Re: [PATCH] veth: Showing peer of veth type dev in ip link (kernel side)

[Nicolas Dichtel <nicolas.dichtel@6wind.com>]

Le 15/10/2013 22:34, Eric W. Biederman a écrit :
> Nicolas Dichtel <nicolas.dichtel@6wind.com> writes:
>
>> Le 10/10/2013 02:17, Eric W. Biederman a écrit :
>>>
>>> Right.
>>>
>>> IFLA_NET_NS_PID is not invertible as there may be no processes running
>>> in a pid namespace.
>>>
>>> IFLA_NET_NS_FD is in principle invertible.  We just need to add a file
>>> descriptor to the callers fd table.  I don't see IFLA_NET_NS_FD being
>>> invertible for broadcast messages, but for unicast it looks like a bit
>>> of a pain but there are no fundamental problems.

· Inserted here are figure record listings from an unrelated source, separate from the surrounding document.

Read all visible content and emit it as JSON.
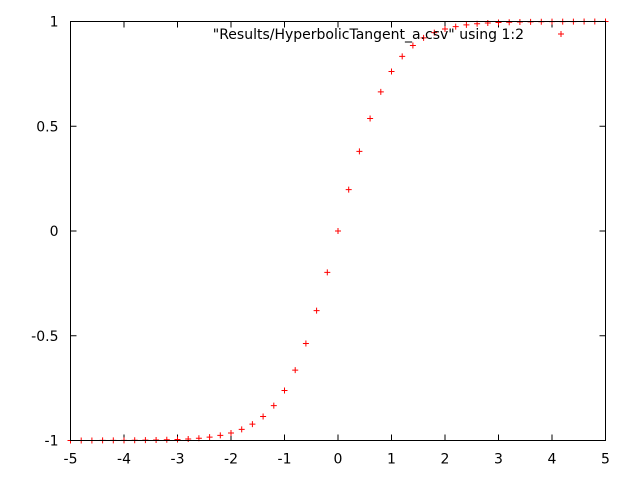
{
  "chart_data": {
    "type": "scatter",
    "title": "",
    "xlabel": "",
    "ylabel": "",
    "xlim": [
      -5,
      5
    ],
    "ylim": [
      -1,
      1
    ],
    "x_ticks": [
      -5,
      -4,
      -3,
      -2,
      -1,
      0,
      1,
      2,
      3,
      4,
      5
    ],
    "x_tick_labels": [
      "-5",
      "-4",
      "-3",
      "-2",
      "-1",
      "0",
      "1",
      "2",
      "3",
      "4",
      "5"
    ],
    "y_ticks": [
      -1,
      -0.5,
      0,
      0.5,
      1
    ],
    "y_tick_labels": [
      "-1",
      "-0.5",
      "0",
      "0.5",
      "1"
    ],
    "grid": false,
    "legend_position": "top-right",
    "series": [
      {
        "name": "\"Results/HyperbolicTangent_a.csv\" using 1:2",
        "color": "#ff0000",
        "marker": "plus",
        "x": [
          -5.0,
          -4.8,
          -4.6,
          -4.4,
          -4.2,
          -4.0,
          -3.8,
          -3.6,
          -3.4,
          -3.2,
          -3.0,
          -2.8,
          -2.6,
          -2.4,
          -2.2,
          -2.0,
          -1.8,
          -1.6,
          -1.4,
          -1.2,
          -1.0,
          -0.8,
          -0.6,
          -0.4,
          -0.2,
          0.0,
          0.2,
          0.4,
          0.6,
          0.8,
          1.0,
          1.2,
          1.4,
          1.6,
          1.8,
          2.0,
          2.2,
          2.4,
          2.6,
          2.8,
          3.0,
          3.2,
          3.4,
          3.6,
          3.8,
          4.0,
          4.2,
          4.4,
          4.6,
          4.8,
          5.0
        ],
        "y": [
          -0.9999,
          -0.9999,
          -0.9998,
          -0.9997,
          -0.9996,
          -0.9993,
          -0.999,
          -0.9985,
          -0.9978,
          -0.9967,
          -0.9951,
          -0.9926,
          -0.989,
          -0.9837,
          -0.9757,
          -0.964,
          -0.9468,
          -0.9217,
          -0.8854,
          -0.8337,
          -0.7616,
          -0.664,
          -0.537,
          -0.3799,
          -0.1974,
          0.0,
          0.1974,
          0.3799,
          0.537,
          0.664,
          0.7616,
          0.8337,
          0.8854,
          0.9217,
          0.9468,
          0.964,
          0.9757,
          0.9837,
          0.989,
          0.9926,
          0.9951,
          0.9967,
          0.9978,
          0.9985,
          0.999,
          0.9993,
          0.9996,
          0.9997,
          0.9998,
          0.9999,
          0.9999
        ]
      }
    ]
  }
}
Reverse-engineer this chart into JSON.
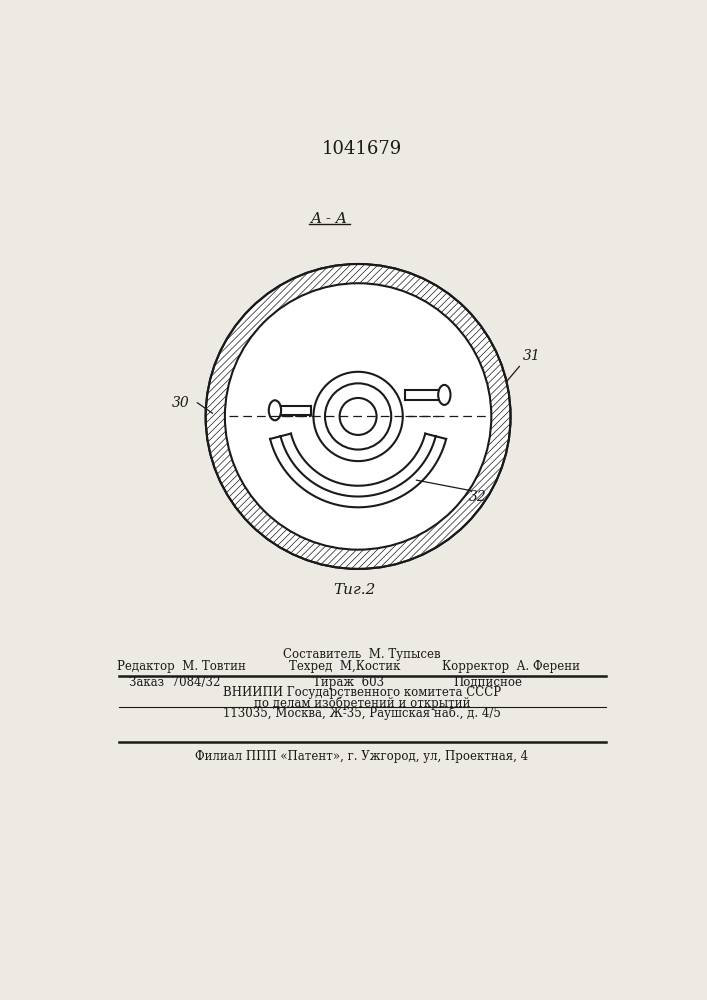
{
  "title": "1041679",
  "fig_label": "Τиг.2",
  "section_label": "A - A",
  "label_30": "30",
  "label_31": "31",
  "label_32": "32",
  "bg_color": "#ede9e3",
  "line_color": "#1a1a1a",
  "footer_line1": "Составитель  М. Тупысев",
  "footer_line2_left": "Редактор  М. Товтин",
  "footer_line2_mid": "Техред  М,Костик",
  "footer_line2_right": "Корректор  А. Ферени",
  "footer_line3_left": "Заказ  7084/32",
  "footer_line3_mid": "Тираж  603",
  "footer_line3_right": "Подписное",
  "footer_line4": "ВНИИПИ Государственного комитета СССР",
  "footer_line5": "по делам изобретений и открытий",
  "footer_line6": "113035, Москва, Ж-35, Раушская наб., д. 4/5",
  "footer_line7": "Филиал ППП «Патент», г. Ужгород, ул, Проектная, 4"
}
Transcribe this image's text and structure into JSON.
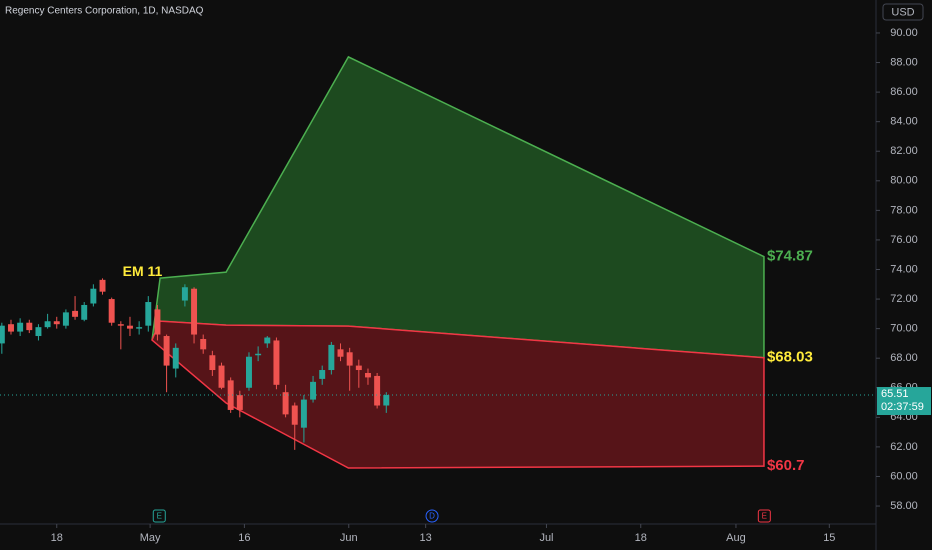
{
  "chart_data": {
    "type": "candlestick",
    "title": "Regency Centers Corporation, 1D, NASDAQ",
    "currency": "USD",
    "up_color": "#26a69a",
    "down_color": "#ef5350",
    "x": [
      0,
      1,
      2,
      3,
      4,
      5,
      6,
      7,
      8,
      9,
      10,
      11,
      12,
      13,
      14,
      15,
      16,
      17,
      18,
      19,
      20,
      21,
      22,
      23,
      24,
      25,
      26,
      27,
      28,
      29,
      30,
      31,
      32,
      33,
      34,
      35,
      36,
      37,
      38,
      39,
      40,
      41,
      42
    ],
    "open": [
      69.0,
      70.3,
      69.8,
      70.4,
      69.5,
      70.1,
      70.5,
      70.2,
      71.2,
      70.6,
      71.7,
      73.3,
      72.0,
      70.3,
      70.2,
      70.0,
      70.2,
      71.3,
      69.5,
      67.3,
      71.9,
      72.7,
      69.3,
      68.2,
      67.5,
      66.5,
      65.5,
      66.0,
      68.2,
      69.0,
      69.2,
      65.7,
      64.8,
      63.3,
      65.2,
      66.6,
      67.2,
      68.6,
      68.4,
      67.5,
      67.0,
      66.8,
      64.8
    ],
    "high": [
      70.4,
      70.6,
      70.7,
      70.6,
      70.3,
      71.0,
      70.8,
      71.3,
      72.2,
      71.8,
      73.0,
      73.4,
      72.1,
      70.5,
      70.8,
      70.5,
      72.2,
      71.6,
      69.6,
      69.0,
      73.0,
      72.8,
      69.6,
      68.5,
      67.7,
      66.7,
      65.8,
      68.4,
      68.8,
      69.5,
      69.4,
      66.2,
      65.0,
      65.5,
      66.8,
      67.5,
      69.1,
      69.0,
      68.7,
      67.9,
      67.3,
      67.0,
      65.7
    ],
    "low": [
      68.3,
      69.6,
      69.5,
      69.7,
      69.2,
      70.0,
      70.0,
      70.0,
      70.6,
      70.5,
      71.5,
      72.3,
      70.2,
      68.6,
      69.5,
      69.6,
      69.8,
      69.2,
      65.7,
      66.7,
      71.5,
      69.0,
      68.3,
      66.8,
      65.9,
      64.3,
      64.0,
      65.8,
      67.8,
      68.7,
      65.9,
      64.0,
      61.8,
      62.3,
      65.0,
      66.2,
      66.9,
      67.8,
      65.8,
      66.0,
      66.2,
      64.6,
      64.3
    ],
    "close": [
      70.2,
      69.8,
      70.4,
      69.9,
      70.1,
      70.5,
      70.3,
      71.1,
      70.8,
      71.6,
      72.7,
      72.5,
      70.4,
      70.2,
      70.0,
      70.1,
      71.8,
      69.6,
      67.5,
      68.7,
      72.8,
      69.6,
      68.6,
      67.2,
      66.0,
      64.5,
      64.5,
      68.1,
      68.3,
      69.4,
      66.2,
      64.2,
      63.5,
      65.2,
      66.4,
      67.2,
      68.9,
      68.1,
      67.5,
      67.2,
      66.7,
      64.8,
      65.51
    ],
    "last_price": {
      "value": 65.51,
      "label": "65.51"
    },
    "countdown": "02:37:59",
    "xlim": [
      -0.2,
      95.5
    ],
    "ylim": [
      56.92,
      92.23
    ],
    "xticks": [
      {
        "value": 6.0,
        "label": "18"
      },
      {
        "value": 16.2,
        "label": "May"
      },
      {
        "value": 26.5,
        "label": "16"
      },
      {
        "value": 37.9,
        "label": "Jun"
      },
      {
        "value": 46.3,
        "label": "13"
      },
      {
        "value": 59.5,
        "label": "Jul"
      },
      {
        "value": 69.8,
        "label": "18"
      },
      {
        "value": 80.2,
        "label": "Aug"
      },
      {
        "value": 90.4,
        "label": "15"
      }
    ],
    "yticks": [
      {
        "value": 58,
        "label": "58.00"
      },
      {
        "value": 60,
        "label": "60.00"
      },
      {
        "value": 62,
        "label": "62.00"
      },
      {
        "value": 64,
        "label": "64.00"
      },
      {
        "value": 66,
        "label": "66.00"
      },
      {
        "value": 68,
        "label": "68.00"
      },
      {
        "value": 70,
        "label": "70.00"
      },
      {
        "value": 72,
        "label": "72.00"
      },
      {
        "value": 74,
        "label": "74.00"
      },
      {
        "value": 76,
        "label": "76.00"
      },
      {
        "value": 78,
        "label": "78.00"
      },
      {
        "value": 80,
        "label": "80.00"
      },
      {
        "value": 82,
        "label": "82.00"
      },
      {
        "value": 84,
        "label": "84.00"
      },
      {
        "value": 86,
        "label": "86.00"
      },
      {
        "value": 88,
        "label": "88.00"
      },
      {
        "value": 90,
        "label": "90.00"
      }
    ],
    "zones": [
      {
        "fill": "#1d4a1f",
        "stroke": "#4caf50",
        "x": [
          17.29,
          24.5,
          37.86,
          83.26,
          83.26,
          37.86,
          24.5,
          17.29,
          16.41
        ],
        "y": [
          73.42,
          73.82,
          88.38,
          74.87,
          68.03,
          70.17,
          70.24,
          70.51,
          69.23
        ]
      },
      {
        "fill": "#561418",
        "stroke": "#f23645",
        "x": [
          16.41,
          17.29,
          24.5,
          37.86,
          83.26,
          83.26,
          37.86,
          24.5
        ],
        "y": [
          69.23,
          70.51,
          70.24,
          70.17,
          68.03,
          60.7,
          60.57,
          64.97
        ]
      }
    ],
    "levels": [
      {
        "value": 74.87,
        "label": "$74.87",
        "color": "#4caf50"
      },
      {
        "value": 68.03,
        "label": "$68.03",
        "color": "#ffeb3b"
      },
      {
        "value": 60.7,
        "label": "$60.7",
        "color": "#f23645"
      }
    ],
    "annotation": {
      "text": "EM 11",
      "x": 13.2,
      "y": 73.8,
      "color": "#ffeb3b"
    },
    "events": [
      {
        "x": 17.2,
        "label": "E",
        "color": "#26a69a",
        "shape": "square"
      },
      {
        "x": 47.0,
        "label": "D",
        "color": "#2962ff",
        "shape": "circle"
      },
      {
        "x": 83.3,
        "label": "E",
        "color": "#f23645",
        "shape": "square"
      }
    ]
  }
}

>> I'm not sure to understand why it is invertible only for unicast message.
>> Or are you saying that it is invertible only for the netns where the
>> caller stands (and then not for the veth peer)?
>
> The pain is that it is a special case of SCM_RIGHTS aka passing file
> descriptors.  Right now we don't support SCM_RIGHTS on netlink sockets
> and so from that perspective IFLA_NET_NS_FD is a bit of a hack.
>
> For unicast messages we can just stuff a file descriptor in the calling
> process and be done with it.  For multicast messages we have to be much
> more complete.
>
>>> I don't know if we care enough yet to write the code for the
>>> IFLA_NET_NS_FD attribute but it is doable.
>> I care ;-)
>> Has somebody already started to write a patch?
>
> For IFLA_NET_NS_FD not that I know of.
>
> Mostly it is doable but there are some silly cases.
> - Do we need to actually implement SCM_RIGHTS to prevent people
>    accepting file-descriptors unknowingly and hitting their file
>    descriptor limits.
>
>    In which case we need to call the attribute IFLA_NET_NS_SCM_FD
>    so we knew it was just an index into the passed file descriptors.n
>
> - Do we need an extra permission check to prevent keeping a network
>    namespace alive longer than necessary?  Aka there are some permission
>    checks opening and bind mounting /proc/<pid>/ns/net do we need
>    a similar check.  Perhaps we would need to require CAP_NET_ADMIN over
>    the target network namespace.
>
> Beyond that it is just the logistics to open what is essentially
> /proc/<pid>/ns/net and add it to the file descriptor table of the
> requesting process.  Exactly which mount of proc we are going to
> find the appropriate file to open I don't know.
>
> It isn't likely to be lots of code but it is code that the necessary
> infrastructure is not in place for, and a bunch of moderately hairy
> corner cases to deal with.
Got it. This doesn't seems the simpliest/best way to resolve this pb.
Can we not introduce another identifier (something like IFLA_NET_NS_ID),
which will not have such constraint?
inode is unique on the system, why not using it as an opaque value to
identitfy the netns (like 'ip netns identify' do)?